Biomedical Engineering


Finalist Names:
Moore, Jessica

Hemophilia A is a recessive X-Linked disorder that effects one in every five thousand males. Hemophilia is characterized by a deficiency in Factor VIII (FVIII) in the bloodstream. Without FVIII, blood coagulation can not occur, and patients suffer from a variety of symptoms as a result. In order to treat hemophilia, patients undergo extensive protein replacement therapy. This experiment works with producing FVIII from transfected cells in suspension within the medium, rather than plated form, and tests the viability of FVIII produced at different dilution levels. Dilution levels are important, as by diluting the FVIII for treatment, risks such as treatment tolerance and antigen production decrease exponentially. In order to test, Chinese Hamster Ovarian cells in suspension (CHO-S) were transfected with the BHK-ReNeo-Li-4-196 gene in order to promote FVIII production. Cells were grown in the medium for 12 days, and NOVA testing as well as cell pathology were done daily.

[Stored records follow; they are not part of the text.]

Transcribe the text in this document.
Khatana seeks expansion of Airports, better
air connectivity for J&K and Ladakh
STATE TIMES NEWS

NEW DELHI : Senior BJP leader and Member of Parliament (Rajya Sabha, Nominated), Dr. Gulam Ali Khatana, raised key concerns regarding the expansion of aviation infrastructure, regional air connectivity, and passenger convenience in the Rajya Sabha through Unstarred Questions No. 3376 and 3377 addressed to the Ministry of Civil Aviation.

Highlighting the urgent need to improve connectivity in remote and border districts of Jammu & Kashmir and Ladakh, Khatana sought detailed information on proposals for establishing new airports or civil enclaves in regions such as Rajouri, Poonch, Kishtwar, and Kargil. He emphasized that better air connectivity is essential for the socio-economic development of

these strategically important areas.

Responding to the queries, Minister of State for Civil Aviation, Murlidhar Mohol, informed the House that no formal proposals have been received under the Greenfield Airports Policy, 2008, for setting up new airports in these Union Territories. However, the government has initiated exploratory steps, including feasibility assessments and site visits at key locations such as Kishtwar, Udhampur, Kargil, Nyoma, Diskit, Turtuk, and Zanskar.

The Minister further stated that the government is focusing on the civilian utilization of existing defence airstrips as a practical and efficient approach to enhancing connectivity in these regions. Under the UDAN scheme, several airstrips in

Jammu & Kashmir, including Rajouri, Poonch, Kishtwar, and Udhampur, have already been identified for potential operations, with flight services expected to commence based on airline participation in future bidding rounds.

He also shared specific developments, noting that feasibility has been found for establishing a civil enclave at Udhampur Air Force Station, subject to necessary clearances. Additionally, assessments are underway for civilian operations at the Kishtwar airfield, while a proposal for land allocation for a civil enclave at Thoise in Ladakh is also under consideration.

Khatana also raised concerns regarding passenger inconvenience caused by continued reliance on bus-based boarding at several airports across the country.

A clotting assay was also performed daily in order to determine FVIII activity and dilution viability of samples taken. The results after 12 days showed that the cells in suspension, while having a tendency to clump, did produce FVIII that was still viable at a dilution level of one fourth. This opens the door to new potential production methods of FVIII that are cheaper and healthier for patients.